I just listened to this episode - what a fun conversation. One point that didn’t come up on the main show that I wish we had mentioned is that none of us are suggesting that the ETH explains
all other kinds of reported anomalies – just the highly exotic aerial devices that are so widely reported.
And again you are converging different phenomena under a single umbrella that needs categorization. If we lump it all together and then look for parsimony then much of the data imho has to get shaved or discarded in order to meet the ETH. I'd rather separate distinct phenomena and the patterns of data that come with them before we link lights in the sky to radar or to CE cases or to abduction experiences. It is a complex phenomenon and I find trying to lump it all together into the same basket both confuses and erodes the potential discussion.
What are you talking about: when have I ever “lumped it all together?” Honestly I feel like I’ve clearly stated until I’m blue in the face that the ETH cannot possibly explain the entire range of anomalous experiences reported - when we venture beyond sightings of physical craft and their occupants, into the realm of dog men and black-eyed children and ghosts and other bizarre forms of paranormal experience, then we’re probably (but not certainly) dealing with a wide variety of exotic and distinct phenomena totally unrelated to the ETH.
I feel that a natural trajectory of the phenomenon is an invitation to explore transit in the sky and to ask more questions of what is possible in physics. I feel this is something we are being led to.
I agree, but I think we’re being led by
the facts, not by some kind of paranormal agent as a deliberate ploy to spur us onward.
A paranormal entity didn’t lead us to believe that organic molecules permeate space – they’re actually there.
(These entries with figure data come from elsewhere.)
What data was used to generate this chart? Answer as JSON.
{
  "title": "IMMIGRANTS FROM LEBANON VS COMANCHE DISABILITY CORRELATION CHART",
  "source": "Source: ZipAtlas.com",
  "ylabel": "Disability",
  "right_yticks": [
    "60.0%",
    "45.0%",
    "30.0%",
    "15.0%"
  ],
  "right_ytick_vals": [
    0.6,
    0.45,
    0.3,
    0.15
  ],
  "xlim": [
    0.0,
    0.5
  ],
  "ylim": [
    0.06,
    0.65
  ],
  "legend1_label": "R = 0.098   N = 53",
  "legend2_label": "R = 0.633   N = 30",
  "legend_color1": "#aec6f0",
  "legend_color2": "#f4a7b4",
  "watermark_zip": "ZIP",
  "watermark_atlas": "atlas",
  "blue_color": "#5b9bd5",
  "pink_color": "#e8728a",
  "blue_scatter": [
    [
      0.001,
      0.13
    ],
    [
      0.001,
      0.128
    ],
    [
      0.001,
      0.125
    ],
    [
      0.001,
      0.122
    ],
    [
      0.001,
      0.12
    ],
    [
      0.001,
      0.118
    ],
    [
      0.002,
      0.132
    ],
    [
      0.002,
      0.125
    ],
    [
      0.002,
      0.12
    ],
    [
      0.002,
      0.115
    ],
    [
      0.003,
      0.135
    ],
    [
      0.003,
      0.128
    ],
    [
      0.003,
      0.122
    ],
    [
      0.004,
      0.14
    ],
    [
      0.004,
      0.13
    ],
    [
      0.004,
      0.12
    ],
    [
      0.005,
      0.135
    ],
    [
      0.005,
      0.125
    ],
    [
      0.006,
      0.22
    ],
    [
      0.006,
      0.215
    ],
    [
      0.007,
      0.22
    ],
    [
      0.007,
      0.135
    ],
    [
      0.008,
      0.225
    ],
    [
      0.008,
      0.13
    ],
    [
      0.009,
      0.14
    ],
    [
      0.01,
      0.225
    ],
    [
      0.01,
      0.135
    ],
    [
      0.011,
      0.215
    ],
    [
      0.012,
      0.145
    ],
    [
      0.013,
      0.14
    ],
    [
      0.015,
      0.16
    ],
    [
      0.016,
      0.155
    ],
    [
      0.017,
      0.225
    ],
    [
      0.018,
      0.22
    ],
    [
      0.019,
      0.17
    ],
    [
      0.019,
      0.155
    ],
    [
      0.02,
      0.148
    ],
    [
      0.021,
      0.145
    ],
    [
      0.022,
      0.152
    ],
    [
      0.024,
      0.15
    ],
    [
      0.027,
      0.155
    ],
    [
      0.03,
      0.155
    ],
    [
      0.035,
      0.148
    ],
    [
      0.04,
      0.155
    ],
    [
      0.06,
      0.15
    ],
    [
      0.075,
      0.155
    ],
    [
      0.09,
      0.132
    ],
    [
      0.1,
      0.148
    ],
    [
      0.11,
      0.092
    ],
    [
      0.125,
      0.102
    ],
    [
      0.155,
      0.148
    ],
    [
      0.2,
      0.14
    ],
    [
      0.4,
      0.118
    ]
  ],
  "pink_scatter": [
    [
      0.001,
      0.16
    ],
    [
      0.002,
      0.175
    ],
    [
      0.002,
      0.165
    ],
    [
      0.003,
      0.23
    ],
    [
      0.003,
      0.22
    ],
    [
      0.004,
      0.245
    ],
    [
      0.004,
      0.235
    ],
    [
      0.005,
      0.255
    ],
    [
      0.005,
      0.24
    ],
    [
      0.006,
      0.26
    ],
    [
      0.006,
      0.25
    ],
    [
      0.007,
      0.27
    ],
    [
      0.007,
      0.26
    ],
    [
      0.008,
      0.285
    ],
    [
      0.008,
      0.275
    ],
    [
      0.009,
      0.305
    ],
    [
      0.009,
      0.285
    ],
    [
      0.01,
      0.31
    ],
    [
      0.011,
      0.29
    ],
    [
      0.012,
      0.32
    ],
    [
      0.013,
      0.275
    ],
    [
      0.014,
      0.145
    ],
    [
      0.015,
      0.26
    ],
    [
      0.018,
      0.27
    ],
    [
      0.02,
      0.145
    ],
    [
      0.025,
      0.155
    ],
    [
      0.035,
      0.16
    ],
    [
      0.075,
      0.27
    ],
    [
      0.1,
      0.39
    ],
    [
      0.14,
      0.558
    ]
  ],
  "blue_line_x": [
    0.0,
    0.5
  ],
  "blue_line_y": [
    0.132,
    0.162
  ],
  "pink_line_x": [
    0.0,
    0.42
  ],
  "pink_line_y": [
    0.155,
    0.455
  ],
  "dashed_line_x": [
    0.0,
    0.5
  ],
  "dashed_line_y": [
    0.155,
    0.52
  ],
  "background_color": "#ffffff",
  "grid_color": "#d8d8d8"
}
A paranormal agent didn’t lead us to believe that ~22% of all stars in the universe are orbited by a warm Earth-like planet – that’s been proven by empirical astronomical research. And some inscrutable paranormal entity didn’t prove that warp field propulsion is consistent with the general theory of relativity – that was established mathematically. So frankly I think it’s crazy to think that what appear to be advanced metallic devices hovering in our skies and performing extreme aerobatic maneuvers, are not exactly what they seem to be – actual physical devices. Because it all fits together like the pieces of a puzzle, and the image that puzzle illustrates indicates that advanced technology from exosolar civilizations can, and probably does, enter our airspace from time to time. It bewilders me that this isn’t obvious to everyone who thinks about it for five minutes.
I see it as a departure from talking about bigger issues.
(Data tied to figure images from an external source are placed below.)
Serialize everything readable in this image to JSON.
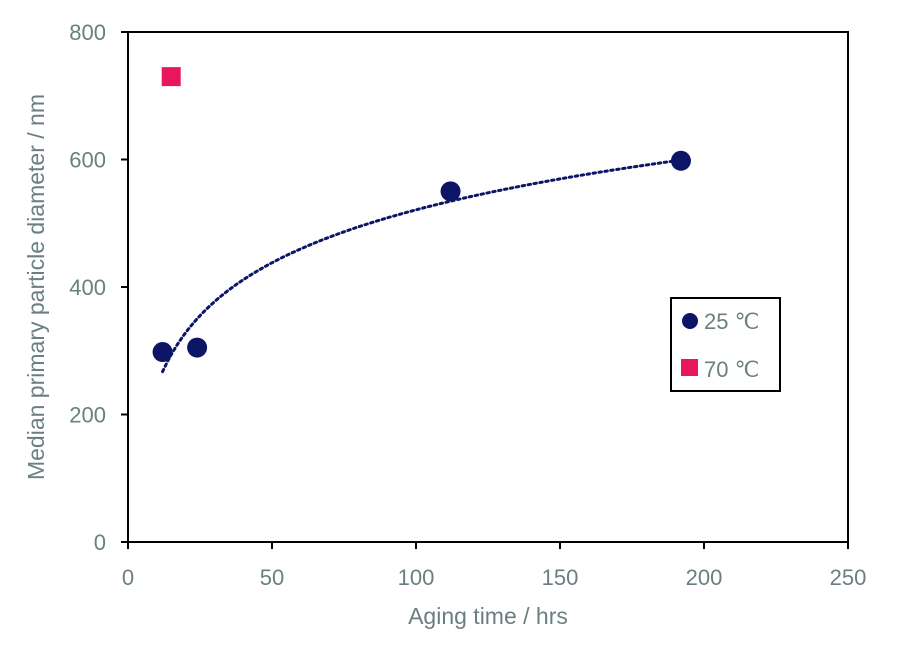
{
  "chart_data": {
    "type": "scatter",
    "xlabel": "Aging time / hrs",
    "ylabel": "Median primary particle diameter / nm",
    "xlim": [
      0,
      250
    ],
    "ylim": [
      0,
      800
    ],
    "xticks": [
      "0",
      "50",
      "100",
      "150",
      "200",
      "250"
    ],
    "yticks": [
      "0",
      "200",
      "400",
      "600",
      "800"
    ],
    "grid": false,
    "legend_position": "right",
    "series": [
      {
        "name": "25 ℃",
        "marker": "circle",
        "color": "#0d1566",
        "points": [
          {
            "x": 12,
            "y": 298
          },
          {
            "x": 24,
            "y": 305
          },
          {
            "x": 112,
            "y": 550
          },
          {
            "x": 192,
            "y": 598
          }
        ]
      },
      {
        "name": "70 ℃",
        "marker": "square",
        "color": "#e8175d",
        "points": [
          {
            "x": 15,
            "y": 730
          }
        ]
      }
    ],
    "trendline": {
      "type": "logarithmic",
      "series": "25 ℃",
      "style": "dotted",
      "color": "#0d1566",
      "x_range": [
        12,
        192
      ]
    }
  }
}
I don’t see how anyone can see the tangible prospect of other very sophisticated forms of intelligent life exploring our planet as anything less than an enormous and deeply compelling issue. How would they see the cosmos through their lens of a true interstellar civilization? How would they see us in relation to themselves and to other sentient beings? What are their perspectives on consciousness and paranormal phenomena of all kinds? What questions are they asking, and how many of our questions have they already answered? These are all enormous issues, and the prospect of actually plumbing them one day by communicating with such entities is a thrilling notion that touches on the nature of self and the meaning of life.
And I also feel it starts from a position of making specific assumptions of what kind of technology we are seeing in the skies.
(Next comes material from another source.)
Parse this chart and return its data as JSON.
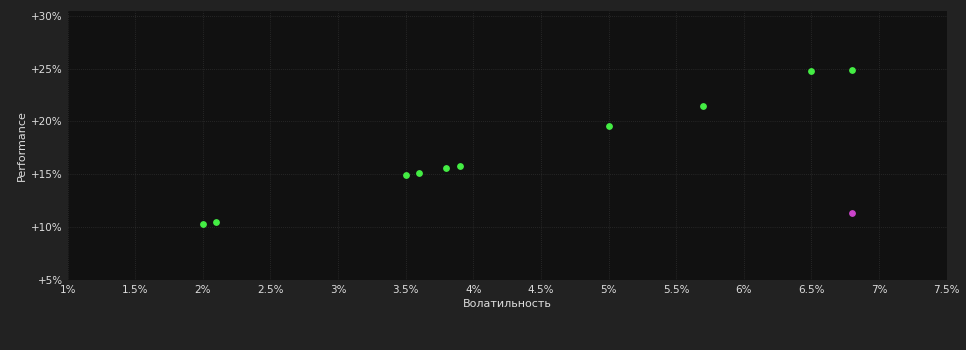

I disagree. It all starts with the sightings of unexplained craft in our skies. The nature of the technology is an entirely secondary consideration, but one which I find to be of unique import to the human future.
Time is not sequential. Einstein reminds us it's all connected and it's all happening at once and yet us mere mortals insist on linearity.
You’ve misunderstood Einstein – causality is preserved in both of his theories: time is sequential. The only reference frame where everything happens at once is the photon reference frame, which matter is explicitly prohibited from experiencing because doing so would require infinite energy.
But the conversation about lights in the sky and radar returns is a very different one from CE cases. I think it's a grave misstep to combine what is a highly complex and distinct set of phenomena.
On the show you defined “close encounter cases” as “sightings within 500ft.” I don’t see why that class of sighting should be any different than sightings at 1000ft or 10,000ft – it’s an arbitrary demarcation point. And at 5,000ft+ a relatively small reflective or illuminated craft would only appear as a light in the sky, so it’s perfectly rational to conclude that a light in the sky that moves like a technological device, is probably a technological device. In contrast the Hessdalen lights, which you mentioned in the ETH thread, appear to meander slowly and in an organic manner, and they’re almost certainly a natural plasma phenomenon (probably related to the Marfa lights); so they’re the exception that proves the rule.
And I don't see how talking propulsion teases out any new info about the phenomenon.
Our best model for explaining the radical performance characteristics of the anomalous aerial devices that are reported, is a metric propulsion principle – which also just so happens to make the ETH vastly more likely because it reduces interstellar transit times to arbitrarily brief intervals. Apparently that’s why you hate talking about it so much – it opposes your favorite pet theories like the co-creation hypothesis and other New Agey mumbo jumbo.